AI Code Generators for Security: Friend or Foe?

Roberto Natella,Pietro Liguori,Cristina Improta,Bojan Cukic,Domenico Cotroneo
DOI: https://doi.org/10.1109/MSEC.2024.3355713
2024-02-02
Abstract:Recent advances of artificial intelligence (AI) code generators are opening new opportunities in software security research, including misuse by malicious actors. We review use cases for AI code generators for security and introduce an evaluation benchmark.
Cryptography and Security,Artificial Intelligence,Software Engineering
What problem does this paper attempt to address?

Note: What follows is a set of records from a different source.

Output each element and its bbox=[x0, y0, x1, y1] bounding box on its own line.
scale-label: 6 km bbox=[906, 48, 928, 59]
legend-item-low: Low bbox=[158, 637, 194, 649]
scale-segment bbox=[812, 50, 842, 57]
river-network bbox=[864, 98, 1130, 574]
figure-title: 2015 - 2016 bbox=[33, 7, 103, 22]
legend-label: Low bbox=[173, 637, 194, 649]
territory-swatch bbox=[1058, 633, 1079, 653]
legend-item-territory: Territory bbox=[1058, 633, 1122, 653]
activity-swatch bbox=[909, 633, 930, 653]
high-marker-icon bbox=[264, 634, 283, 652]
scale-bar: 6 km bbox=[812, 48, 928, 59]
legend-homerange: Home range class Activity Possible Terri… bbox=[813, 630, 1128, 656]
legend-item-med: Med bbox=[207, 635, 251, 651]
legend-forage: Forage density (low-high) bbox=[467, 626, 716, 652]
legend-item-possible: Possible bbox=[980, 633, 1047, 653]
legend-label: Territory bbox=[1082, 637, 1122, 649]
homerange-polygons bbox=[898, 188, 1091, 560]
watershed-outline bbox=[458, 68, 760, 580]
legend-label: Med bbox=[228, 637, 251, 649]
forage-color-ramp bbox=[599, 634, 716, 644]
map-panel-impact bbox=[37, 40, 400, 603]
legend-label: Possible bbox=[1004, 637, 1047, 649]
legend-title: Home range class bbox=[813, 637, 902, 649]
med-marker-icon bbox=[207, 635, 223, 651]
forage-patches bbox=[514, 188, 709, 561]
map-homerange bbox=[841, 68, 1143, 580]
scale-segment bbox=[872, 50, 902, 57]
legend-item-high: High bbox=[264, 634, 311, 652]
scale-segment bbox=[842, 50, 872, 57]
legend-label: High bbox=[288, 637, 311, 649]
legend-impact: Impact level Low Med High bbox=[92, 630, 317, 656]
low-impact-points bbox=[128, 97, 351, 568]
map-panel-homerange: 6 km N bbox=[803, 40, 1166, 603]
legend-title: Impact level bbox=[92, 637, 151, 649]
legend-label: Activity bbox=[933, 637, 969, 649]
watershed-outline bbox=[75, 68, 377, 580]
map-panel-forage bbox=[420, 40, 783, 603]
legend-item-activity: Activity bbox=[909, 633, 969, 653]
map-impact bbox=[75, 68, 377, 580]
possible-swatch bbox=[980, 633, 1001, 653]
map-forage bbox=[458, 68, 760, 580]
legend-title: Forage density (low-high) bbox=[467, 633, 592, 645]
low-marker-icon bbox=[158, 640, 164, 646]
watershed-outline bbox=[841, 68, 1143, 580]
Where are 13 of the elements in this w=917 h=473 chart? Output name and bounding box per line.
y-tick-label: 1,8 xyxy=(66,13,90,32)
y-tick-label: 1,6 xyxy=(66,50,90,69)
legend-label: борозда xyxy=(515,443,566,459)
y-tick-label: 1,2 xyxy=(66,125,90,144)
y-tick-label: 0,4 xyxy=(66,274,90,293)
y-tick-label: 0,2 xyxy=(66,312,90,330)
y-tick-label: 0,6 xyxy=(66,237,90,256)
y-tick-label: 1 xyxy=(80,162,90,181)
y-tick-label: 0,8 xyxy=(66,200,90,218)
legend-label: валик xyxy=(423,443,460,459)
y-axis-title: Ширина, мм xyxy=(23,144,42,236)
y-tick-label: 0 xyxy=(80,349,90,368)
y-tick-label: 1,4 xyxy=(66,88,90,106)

This paper aims to explore the applications and potential impacts of AI code generators in the field of network security. Specifically, the paper attempts to address the following core issues: 1. **Safe Applications and Misuses of AI Code Generators**: - The paper discusses how AI code generators can be used to support network security research and may also be misused by malicious actors. The author believes that network security professionals need to utilize AI code generators to better prevent and mitigate intrusions. 2. **Establishment of Evaluation Benchmarks**: - In order to systematically evaluate the performance of AI code generators in generating synthetic attacks, the paper introduces a new data set and an experimental evaluation method. This data set contains a series of security - related Python programs, accompanied by natural - language descriptions. 3. **Potential Benign Applications of Generating Synthetic Attacks**: - The paper explores multiple potential benign applications of synthetic - attack generation in penetration testing, such as attack - surface analysis, open - source intelligence (OSINT), vulnerability exploitation, and post - exploitation activities. 4. **Experimental Evaluation**: - The author conducted an experimental evaluation on three popular large - language models (GitHub Copilot, Amazon CodeWhisperer, and CodeBERT), comparing their performance in generating single - line code, multi - line code blocks, and entire functions. The experimental results show that the fine - tuned CodeBERT performs best in generating security - related code. 5. **Future Research Directions**: - The paper also discusses the future research directions of generative AI in the security field, emphasizing the importance of data sets and how to improve the performance of models in security tasks through fine - tuning. In conclusion, through empirical research and data analysis, this paper aims to provide guidance for network security professionals on how to effectively utilize AI code generators and explores the potential applications and challenges of this technology in the security field.